The Complutensian Polyglot Bible is the name given to the first printed polyglot of the entire Bible, initiated and financed by Cardinal Francisco Jiménez de Cisneros (1436–1517) and published by Complutense University of Madrid. It includes the first printed editions of the Greek New Testament, the complete Septuagint, and the Targum Onkelos. Of the 600 printed six-volume sets, only 123 are known to have survived to date.
With the rise of the printing press in the 1450s, the Bible could be distributed much more efficiently. At great personal expense, Cardinal Cisneros acquired many manuscripts and invited the top religious scholars of the day, including Hernán Núñez, to work on the ambitious task of compiling a massive and complete polyglot "to revive the languishing study of the Sacred Scriptures." The scholars met in the city of Complutum (Latin, referred to as Alcalá de Henares), a city near Madrid, at Complutense University. Work on the project began in 1502 under the direction of Diego Lopez de Zúñiga, and continued there for fifteen years. Zúñiga's team of editors included for Greek Demetrius Ducas "of Crete" and his students Hernán Núñez and Juan de Vergara, for Hebrew the conversos Alfonso de Zamora and Pablo de Coronel.

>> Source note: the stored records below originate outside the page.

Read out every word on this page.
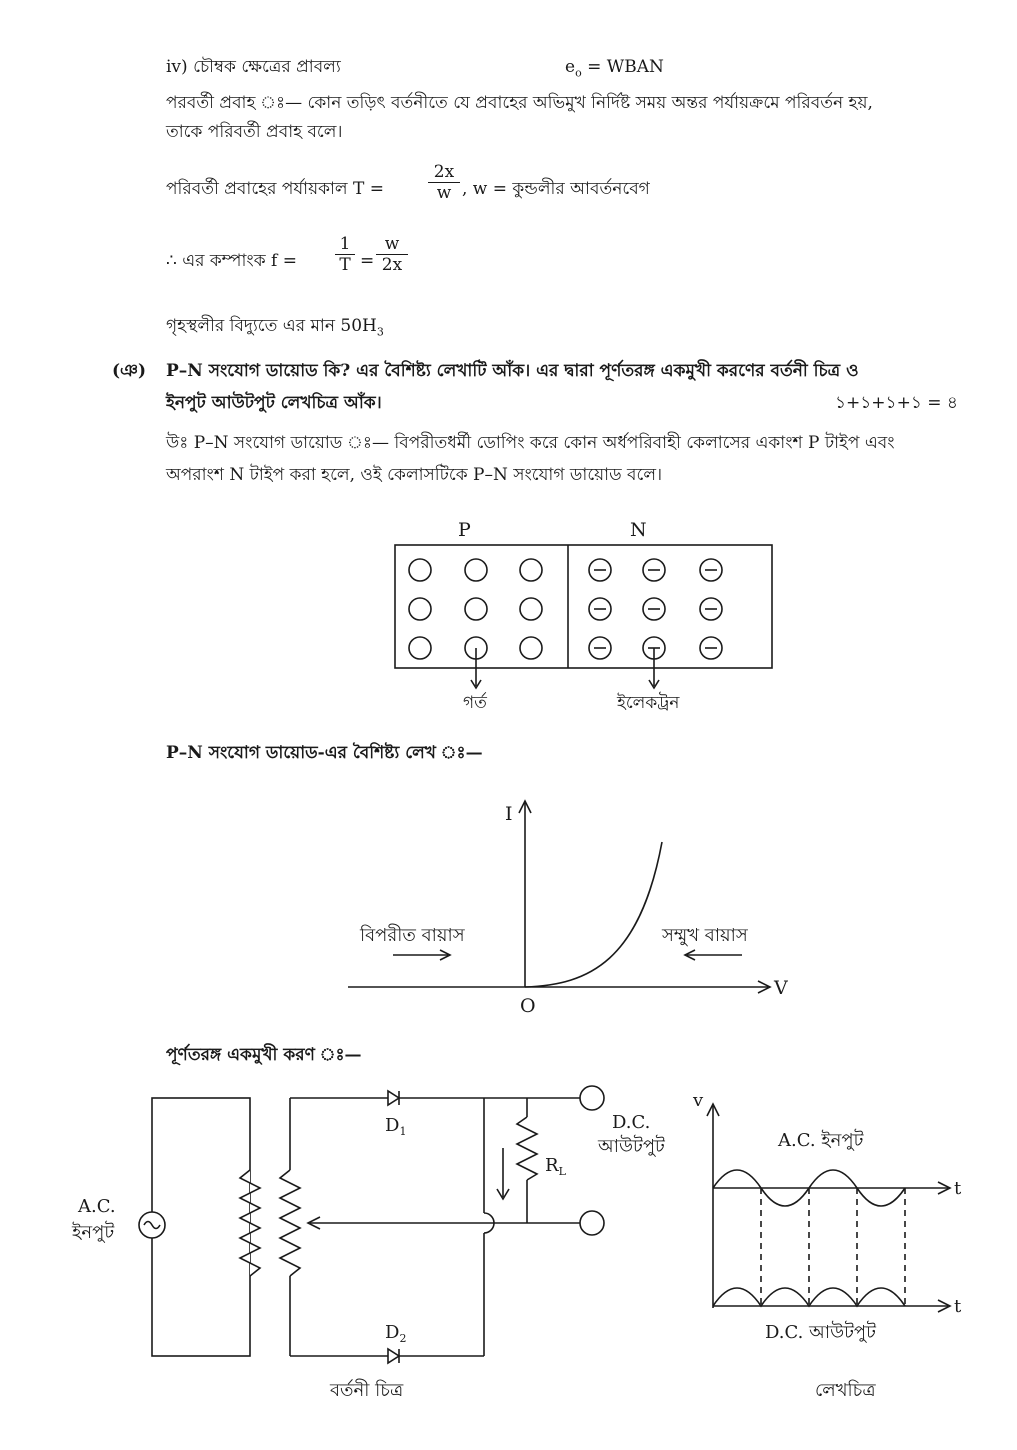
iv) চৌম্বক ক্ষেত্রের প্রাবল্য	$e_o$ = WBAN
পরবর্তী প্রবাহ ঃ— কোন তড়িৎ বর্তনীতে যে প্রবাহের অভিমুখ নির্দিষ্ট সময় অন্তর পর্যায়ক্রমে পরিবর্তন হয়,
তাকে পরিবর্তী প্রবাহ বলে।
পরিবর্তী প্রবাহের পর্যায়কাল T =	$\frac{2x}{w}$ , w = কুন্ডলীর আবর্তনবেগ
∴ এর কম্পাংক $f = \frac{1}{T} = \frac{w}{2x}$
গৃহস্থলীর বিদ্যুতে এর মান $50H_3$
(ঞ) P–N সংযোগ ডায়োড কি? এর বৈশিষ্ট্য লেখাটি আঁক। এর দ্বারা পূর্ণতরঙ্গ একমুখী করণের বর্তনী চিত্র ও
ইনপুট আউটপুট লেখচিত্র আঁক।	১+১+১+১ = ৪
উঃ P–N সংযোগ ডায়োড ঃ— বিপরীতধর্মী ডোপিং করে কোন অর্ধপরিবাহী কেলাসের একাংশ P টাইপ এবং
অপরাংশ N টাইপ করা হলে, ওই কেলাসটিকে P–N সংযোগ ডায়োড বলে।
P	N
গর্ত	ইলেকট্রন
I
V
O
বিপরীত বায়াস	সম্মুখ বায়াস
$D_1$
$D_2$
$R_L$
D.C.
আউটপুট
A.C.
ইনপুট
বর্তনী চিত্র
v
t
t
A.C. ইনপুট
D.C. আউটপুট
লেখচিত্র
P–N সংযোগ ডায়োড-এর বৈশিষ্ট্য লেখ ঃ—
পূর্ণতরঙ্গ একমুখী করণ ঃ—
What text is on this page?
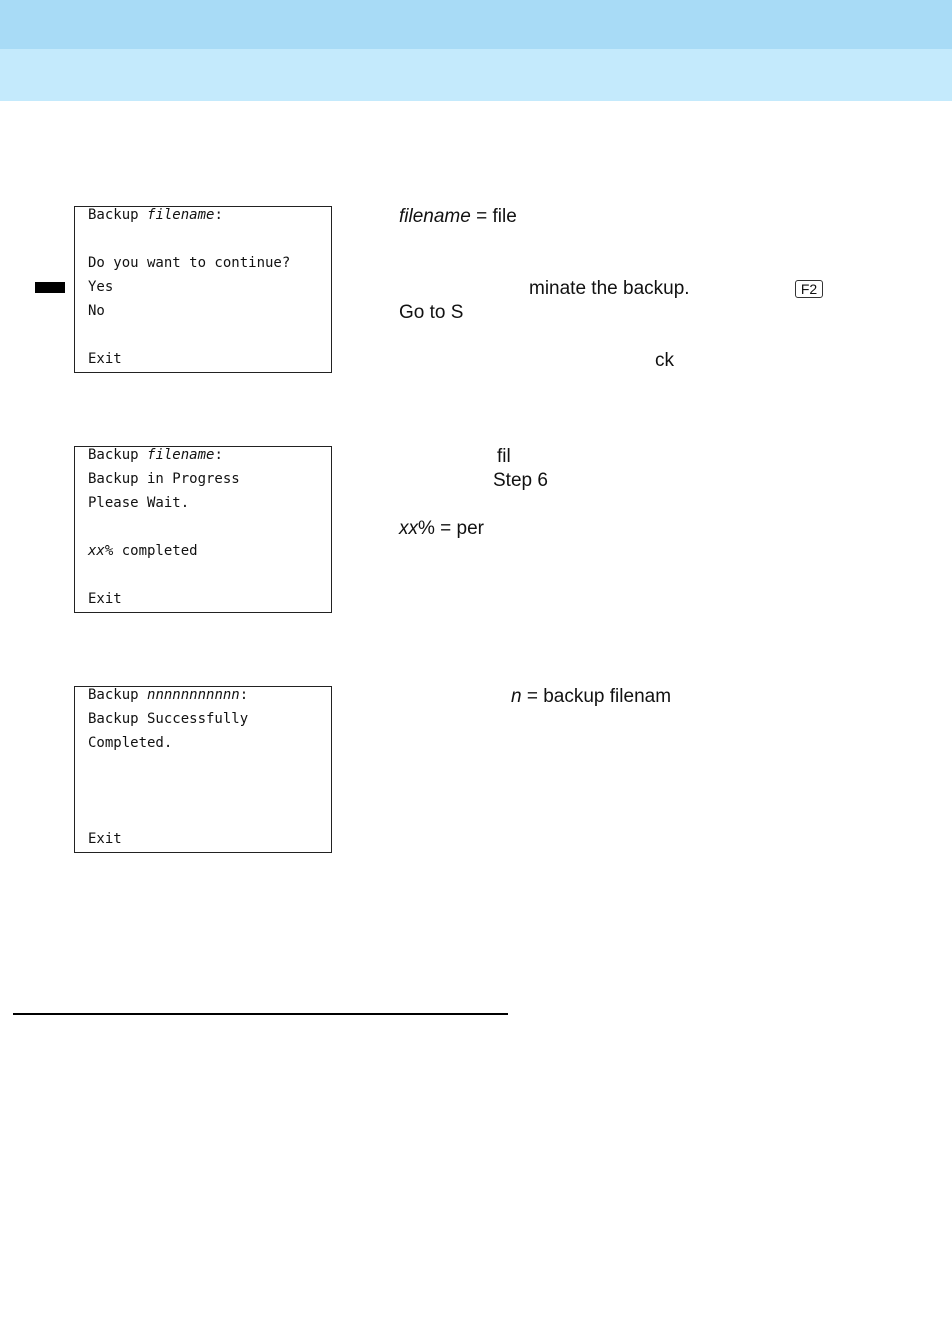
Backup filename:
Do you want to continue?
Yes
No
Exit
Backup filename:
Backup in Progress
Please Wait.
xx% completed
Exit
Backup nnnnnnnnnnn:
Backup Successfully
Completed.
Exit
filename = file
minate the backup.	F2
Go to S
ck
fil
Step 6
xx% = per
n = backup filenam
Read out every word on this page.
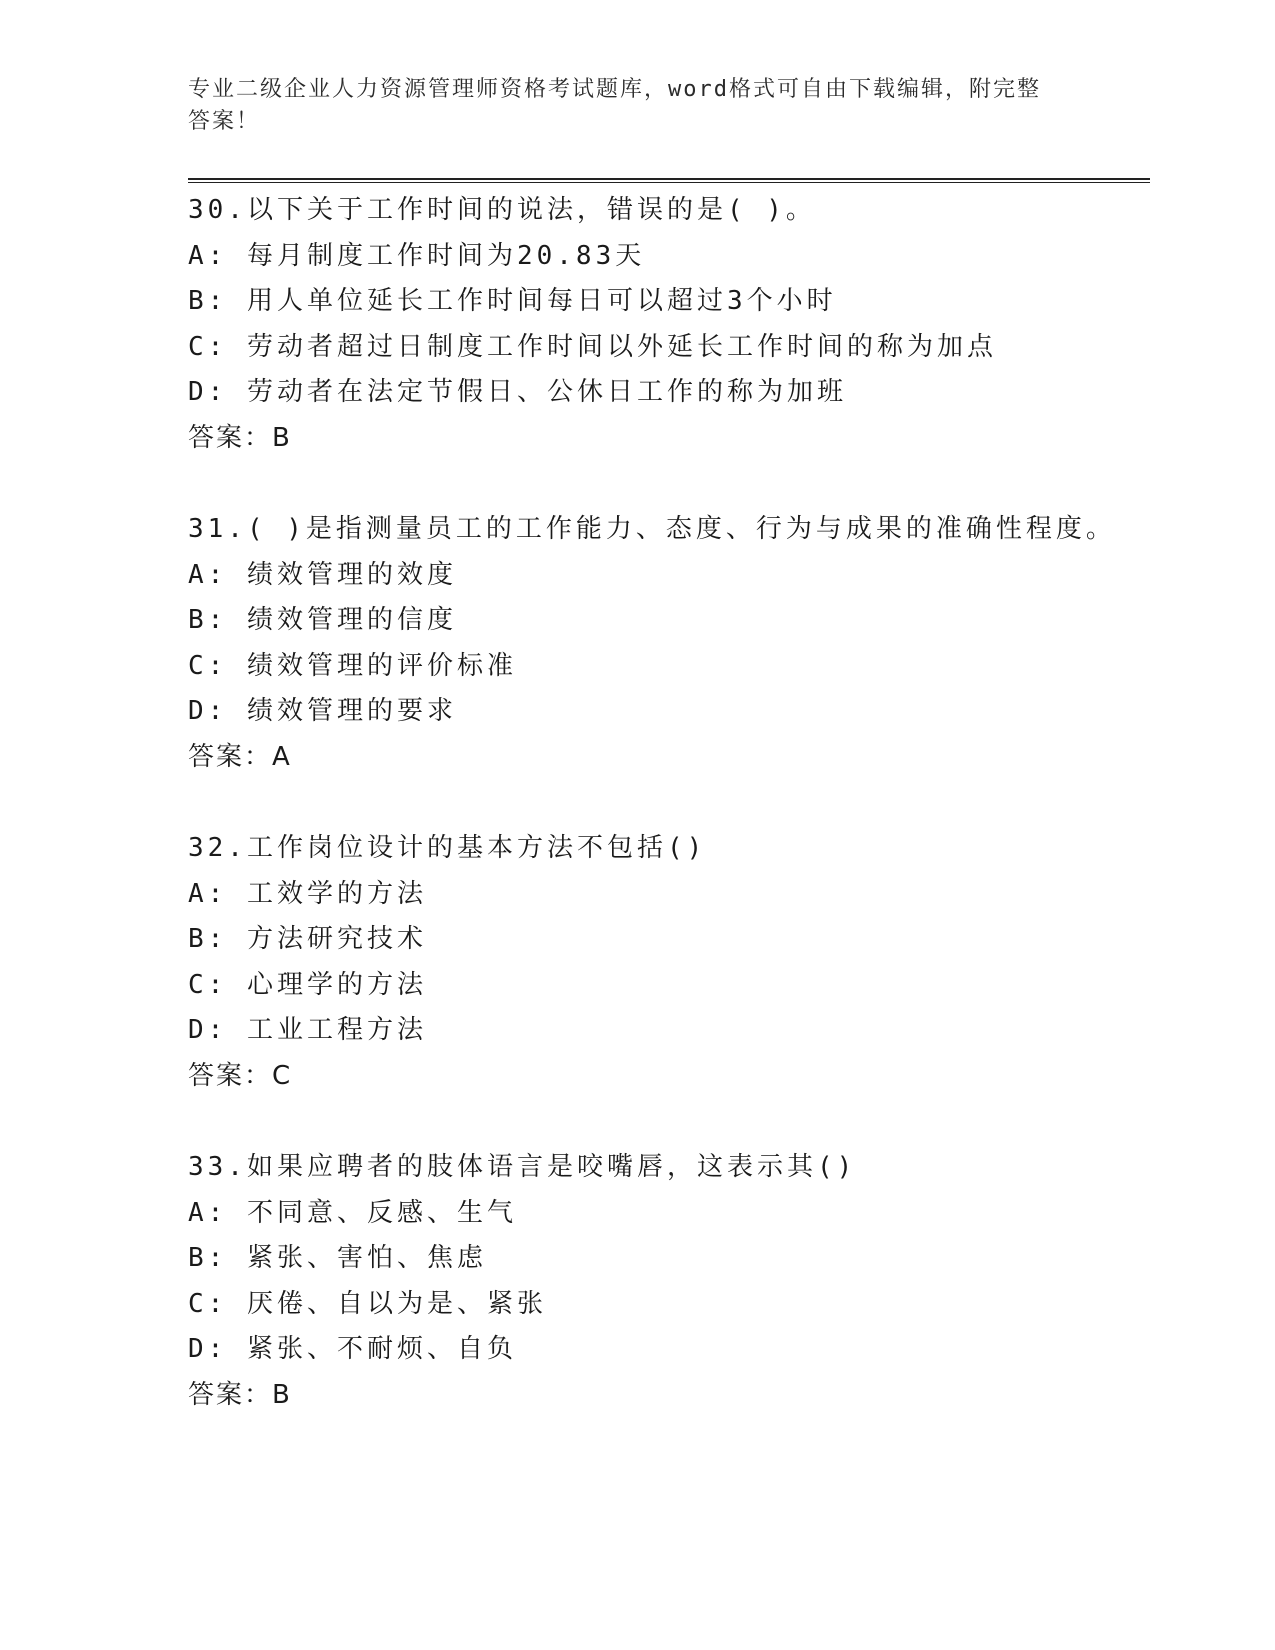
专业二级企业人力资源管理师资格考试题库，word格式可自由下载编辑，附完整
答案！
30.以下关于工作时间的说法，错误的是( )。
A: 每月制度工作时间为20.83天
B: 用人单位延长工作时间每日可以超过3个小时
C: 劳动者超过日制度工作时间以外延长工作时间的称为加点
D: 劳动者在法定节假日、公休日工作的称为加班
答案：B
31.( )是指测量员工的工作能力、态度、行为与成果的准确性程度。
A: 绩效管理的效度
B: 绩效管理的信度
C: 绩效管理的评价标准
D: 绩效管理的要求
答案：A
32.工作岗位设计的基本方法不包括()
A: 工效学的方法
B: 方法研究技术
C: 心理学的方法
D: 工业工程方法
答案：C
33.如果应聘者的肢体语言是咬嘴唇，这表示其()
A: 不同意、反感、生气
B: 紧张、害怕、焦虑
C: 厌倦、自以为是、紧张
D: 紧张、不耐烦、自负
答案：B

The New Testament was completed and printed in 1514, but its publication was delayed while work on the Old Testament continued, so they could be published together as a complete work. In the meantime, word of the Complutensian project reached Desiderius Erasmus in Rotterdam, who produced his own printed edition of the Greek New Testament. Erasmus obtained an exclusive four-year publishing privilege from Emperor Maximilian and Pope Leo X in 1516. Theodore Beza's Greek NT Text was used primarily, along with Erasmus' Greek NT Text and with various readings from the Complutensian Greek NT Text to form the Textus Receptus published by the Elzevir Brothers in 1633, and Erasmus' later editions were a secondary source for the King James Version of the New Testament. The Complutensian Polyglot Bible was a tertiary source for the 1611 King James Version.